Aarogya Setu is a contact-tracing app developed by the India’s National Informatics Centre (NIC) under the Ministry of Electronics and Information Technology.
French hacker Robert Baptiste, who goes by Elliot Alderson on Twitter, has claimed that there are security issues with the government’s contact tracing app, Aarogya Setu. “A security issue has been found in your app. The privacy of 90 million Indians is at stake. Can you contact me in private?” the hacker wrote on Twitter tagging the official account of the app.
Baptiste confirmed that both the Indian Computer Emergency Response Team (CERT-In) and the National Informatics Centre (NIC) got in touch with him 49 minutes after his initial tweet. Sources at Niti Aayog said that they will be putting up an official statement about Baptiste’s concerns soon.

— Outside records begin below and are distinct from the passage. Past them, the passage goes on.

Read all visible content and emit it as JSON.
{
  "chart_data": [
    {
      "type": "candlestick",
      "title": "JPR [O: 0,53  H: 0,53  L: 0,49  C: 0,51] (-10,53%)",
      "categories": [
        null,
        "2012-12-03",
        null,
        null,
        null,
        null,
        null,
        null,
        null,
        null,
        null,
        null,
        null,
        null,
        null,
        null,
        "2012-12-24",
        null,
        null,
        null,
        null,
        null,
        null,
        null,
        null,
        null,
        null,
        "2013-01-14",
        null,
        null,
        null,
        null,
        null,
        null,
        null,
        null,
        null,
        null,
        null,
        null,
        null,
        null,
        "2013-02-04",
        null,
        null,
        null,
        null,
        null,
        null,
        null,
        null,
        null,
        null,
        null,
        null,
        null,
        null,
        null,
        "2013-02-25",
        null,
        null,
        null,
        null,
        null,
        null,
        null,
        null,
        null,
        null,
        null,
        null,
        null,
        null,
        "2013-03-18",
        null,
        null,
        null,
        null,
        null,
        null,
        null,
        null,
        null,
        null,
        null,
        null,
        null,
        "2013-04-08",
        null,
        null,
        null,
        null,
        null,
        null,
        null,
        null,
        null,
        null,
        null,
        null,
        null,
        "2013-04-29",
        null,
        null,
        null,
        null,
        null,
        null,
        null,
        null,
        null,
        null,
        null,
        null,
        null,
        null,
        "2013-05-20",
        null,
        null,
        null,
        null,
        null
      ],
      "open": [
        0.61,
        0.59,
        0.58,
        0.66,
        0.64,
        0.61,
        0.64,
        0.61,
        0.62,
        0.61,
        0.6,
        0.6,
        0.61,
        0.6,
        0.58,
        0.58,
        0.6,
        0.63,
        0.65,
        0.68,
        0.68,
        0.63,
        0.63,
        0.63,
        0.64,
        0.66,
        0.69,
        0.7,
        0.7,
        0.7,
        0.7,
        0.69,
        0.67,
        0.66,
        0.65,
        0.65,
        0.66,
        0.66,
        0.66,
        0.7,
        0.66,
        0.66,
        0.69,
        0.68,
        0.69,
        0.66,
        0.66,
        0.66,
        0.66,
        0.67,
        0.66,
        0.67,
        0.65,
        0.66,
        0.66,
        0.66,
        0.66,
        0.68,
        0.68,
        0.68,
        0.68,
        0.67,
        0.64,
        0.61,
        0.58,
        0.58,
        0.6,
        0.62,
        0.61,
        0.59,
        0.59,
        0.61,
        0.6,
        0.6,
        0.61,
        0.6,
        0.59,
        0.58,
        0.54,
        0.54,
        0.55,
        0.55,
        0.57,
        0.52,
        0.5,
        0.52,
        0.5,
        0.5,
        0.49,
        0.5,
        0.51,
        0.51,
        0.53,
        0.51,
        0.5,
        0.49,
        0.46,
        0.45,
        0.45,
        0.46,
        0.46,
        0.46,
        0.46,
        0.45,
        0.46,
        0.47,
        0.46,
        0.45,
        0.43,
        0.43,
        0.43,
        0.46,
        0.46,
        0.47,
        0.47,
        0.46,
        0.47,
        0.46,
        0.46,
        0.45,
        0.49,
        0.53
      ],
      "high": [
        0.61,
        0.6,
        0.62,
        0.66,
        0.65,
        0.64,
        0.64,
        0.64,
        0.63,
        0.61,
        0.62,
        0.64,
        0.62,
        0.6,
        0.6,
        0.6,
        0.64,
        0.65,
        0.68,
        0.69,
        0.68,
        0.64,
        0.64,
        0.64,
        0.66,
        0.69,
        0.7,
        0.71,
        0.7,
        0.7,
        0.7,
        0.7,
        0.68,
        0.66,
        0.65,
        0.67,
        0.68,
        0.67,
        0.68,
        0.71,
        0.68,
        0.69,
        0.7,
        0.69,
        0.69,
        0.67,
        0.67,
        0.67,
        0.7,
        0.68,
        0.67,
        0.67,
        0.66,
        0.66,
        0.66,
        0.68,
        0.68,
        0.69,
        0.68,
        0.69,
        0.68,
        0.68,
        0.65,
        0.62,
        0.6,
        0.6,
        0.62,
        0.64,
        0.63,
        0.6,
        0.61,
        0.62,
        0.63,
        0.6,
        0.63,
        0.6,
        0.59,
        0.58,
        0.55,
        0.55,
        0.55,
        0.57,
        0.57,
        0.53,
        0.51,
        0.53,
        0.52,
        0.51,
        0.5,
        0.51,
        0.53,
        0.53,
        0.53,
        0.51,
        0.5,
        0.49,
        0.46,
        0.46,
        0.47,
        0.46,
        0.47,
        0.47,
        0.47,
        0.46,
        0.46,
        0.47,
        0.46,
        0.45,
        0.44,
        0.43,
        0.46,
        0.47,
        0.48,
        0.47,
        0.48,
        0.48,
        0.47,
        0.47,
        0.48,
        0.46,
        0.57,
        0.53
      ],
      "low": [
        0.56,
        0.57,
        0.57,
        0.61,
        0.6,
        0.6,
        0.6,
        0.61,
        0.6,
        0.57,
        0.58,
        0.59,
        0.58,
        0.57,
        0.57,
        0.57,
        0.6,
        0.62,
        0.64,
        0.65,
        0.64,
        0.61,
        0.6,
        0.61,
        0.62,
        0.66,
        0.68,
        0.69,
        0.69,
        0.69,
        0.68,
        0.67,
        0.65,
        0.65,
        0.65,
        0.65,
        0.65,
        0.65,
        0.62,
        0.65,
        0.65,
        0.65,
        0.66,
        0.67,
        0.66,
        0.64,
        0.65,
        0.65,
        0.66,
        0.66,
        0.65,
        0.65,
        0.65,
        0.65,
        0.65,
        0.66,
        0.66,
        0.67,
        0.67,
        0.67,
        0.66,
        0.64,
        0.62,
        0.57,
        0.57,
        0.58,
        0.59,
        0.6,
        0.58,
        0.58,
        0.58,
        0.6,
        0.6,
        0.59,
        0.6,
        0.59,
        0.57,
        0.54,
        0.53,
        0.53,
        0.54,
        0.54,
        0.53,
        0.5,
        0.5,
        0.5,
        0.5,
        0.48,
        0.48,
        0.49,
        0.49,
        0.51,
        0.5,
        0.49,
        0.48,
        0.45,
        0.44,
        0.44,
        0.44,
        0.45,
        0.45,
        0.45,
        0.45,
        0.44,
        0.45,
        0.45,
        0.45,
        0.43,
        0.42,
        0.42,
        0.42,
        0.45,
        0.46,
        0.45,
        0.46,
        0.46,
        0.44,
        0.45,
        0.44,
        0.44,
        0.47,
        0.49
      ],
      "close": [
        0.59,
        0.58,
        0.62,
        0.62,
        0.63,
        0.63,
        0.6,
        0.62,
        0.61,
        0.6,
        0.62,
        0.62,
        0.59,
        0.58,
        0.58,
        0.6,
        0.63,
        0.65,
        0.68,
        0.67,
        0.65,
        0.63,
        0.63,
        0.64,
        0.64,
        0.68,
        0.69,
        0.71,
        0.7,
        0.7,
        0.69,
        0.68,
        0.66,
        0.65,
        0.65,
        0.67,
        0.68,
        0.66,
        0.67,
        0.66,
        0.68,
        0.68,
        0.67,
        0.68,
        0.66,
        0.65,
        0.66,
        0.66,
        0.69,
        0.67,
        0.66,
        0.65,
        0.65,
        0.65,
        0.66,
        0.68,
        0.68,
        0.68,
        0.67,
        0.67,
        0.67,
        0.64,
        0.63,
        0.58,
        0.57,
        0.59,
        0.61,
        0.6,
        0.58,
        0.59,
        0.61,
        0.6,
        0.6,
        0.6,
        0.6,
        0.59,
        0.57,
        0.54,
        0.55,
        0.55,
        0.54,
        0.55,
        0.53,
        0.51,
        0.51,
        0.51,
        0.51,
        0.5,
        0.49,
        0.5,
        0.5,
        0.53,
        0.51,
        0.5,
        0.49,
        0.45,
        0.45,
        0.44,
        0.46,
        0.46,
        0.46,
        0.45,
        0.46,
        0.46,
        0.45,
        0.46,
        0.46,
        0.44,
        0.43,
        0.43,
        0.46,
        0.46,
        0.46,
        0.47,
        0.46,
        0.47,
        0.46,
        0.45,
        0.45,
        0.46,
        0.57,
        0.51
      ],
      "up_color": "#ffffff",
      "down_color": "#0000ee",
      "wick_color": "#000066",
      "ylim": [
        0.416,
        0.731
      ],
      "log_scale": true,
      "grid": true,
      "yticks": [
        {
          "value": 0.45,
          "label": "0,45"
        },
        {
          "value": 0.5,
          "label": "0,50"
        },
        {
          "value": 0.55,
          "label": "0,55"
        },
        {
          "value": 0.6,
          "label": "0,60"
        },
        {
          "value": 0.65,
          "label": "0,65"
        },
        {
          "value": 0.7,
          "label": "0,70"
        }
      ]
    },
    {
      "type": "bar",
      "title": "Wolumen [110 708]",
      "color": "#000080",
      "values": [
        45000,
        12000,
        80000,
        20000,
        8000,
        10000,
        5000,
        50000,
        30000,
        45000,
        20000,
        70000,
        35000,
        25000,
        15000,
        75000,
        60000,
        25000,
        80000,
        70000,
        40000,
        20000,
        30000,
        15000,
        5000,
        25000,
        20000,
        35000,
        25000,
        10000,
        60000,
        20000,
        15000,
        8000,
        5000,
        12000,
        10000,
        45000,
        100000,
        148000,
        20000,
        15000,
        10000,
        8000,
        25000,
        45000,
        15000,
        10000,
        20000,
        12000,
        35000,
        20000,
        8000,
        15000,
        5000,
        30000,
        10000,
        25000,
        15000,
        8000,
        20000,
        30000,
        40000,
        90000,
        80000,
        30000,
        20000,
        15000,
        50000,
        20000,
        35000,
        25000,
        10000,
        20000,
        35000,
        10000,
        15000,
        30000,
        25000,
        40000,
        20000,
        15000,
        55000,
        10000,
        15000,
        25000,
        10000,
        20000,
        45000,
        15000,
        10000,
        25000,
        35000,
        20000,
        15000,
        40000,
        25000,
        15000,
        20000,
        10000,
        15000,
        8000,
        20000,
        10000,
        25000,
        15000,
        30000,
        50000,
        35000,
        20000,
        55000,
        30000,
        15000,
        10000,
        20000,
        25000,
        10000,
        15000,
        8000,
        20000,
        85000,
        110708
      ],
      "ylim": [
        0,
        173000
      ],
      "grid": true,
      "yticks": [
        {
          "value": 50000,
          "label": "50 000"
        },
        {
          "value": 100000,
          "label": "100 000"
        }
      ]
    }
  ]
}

The hacker has been in the news earlier for exposing flaws in the Indian government’s mAdhaar app earlier. He found that developers of the app were saving users’ biometric information in a database that could be easily breached. He was also amongst many hackers who breached Telecom Regulatory Authority of India (TRAI) chief R.S. Sharma’s personal information after Sharma put his Aadhaar number on Twitter asking people to show “one concrete example” where harm could be done to him.
The Twitter handle of Aarogya Setu said they were alerted “by an ethical hacker of a potential security issue in the app”, which they discussed with him, but “no personal information of any user has been proven to be at risk” by the hacker.
The Aarogya Setu team said the hacker had pointed out two issues – “the app fetches user location on a few occasions”, and a “user can get the Covid-19 stats displayed on home screen by changing the radius and latitude-longitude using a script.”
However, said the aarogya setu team, the fetching of a user’s location is “by design”, and it is “stored on the server in a secure, encrypted and anonymised manner.”
Regarding the second issue, the setu team said the radius parameters on the app “are fixed and can only take one of the five values: 500m, 1km, 2km, 5 km, and 10 km.” It added that the information does not “compromise on any personal or sensitive data”.
Aarogya Setu was launched by the Indian government on April 2 as the official app to help with contact tracing efforts. The app has been promoted by Prime Minister Narendra Modi himself and has been downloaded over 9 crore times already. It also holds the record for the fastest any app has reached a 50 million download base, which it reached only 13 days after the launch.
The government has recently made the app mandatory for individuals in containment zones for covid-19, and for all government officials. Many companies have also made the app mandatory for their employees, including delivery services Zomato and Swiggy, who ask their rides to download the app.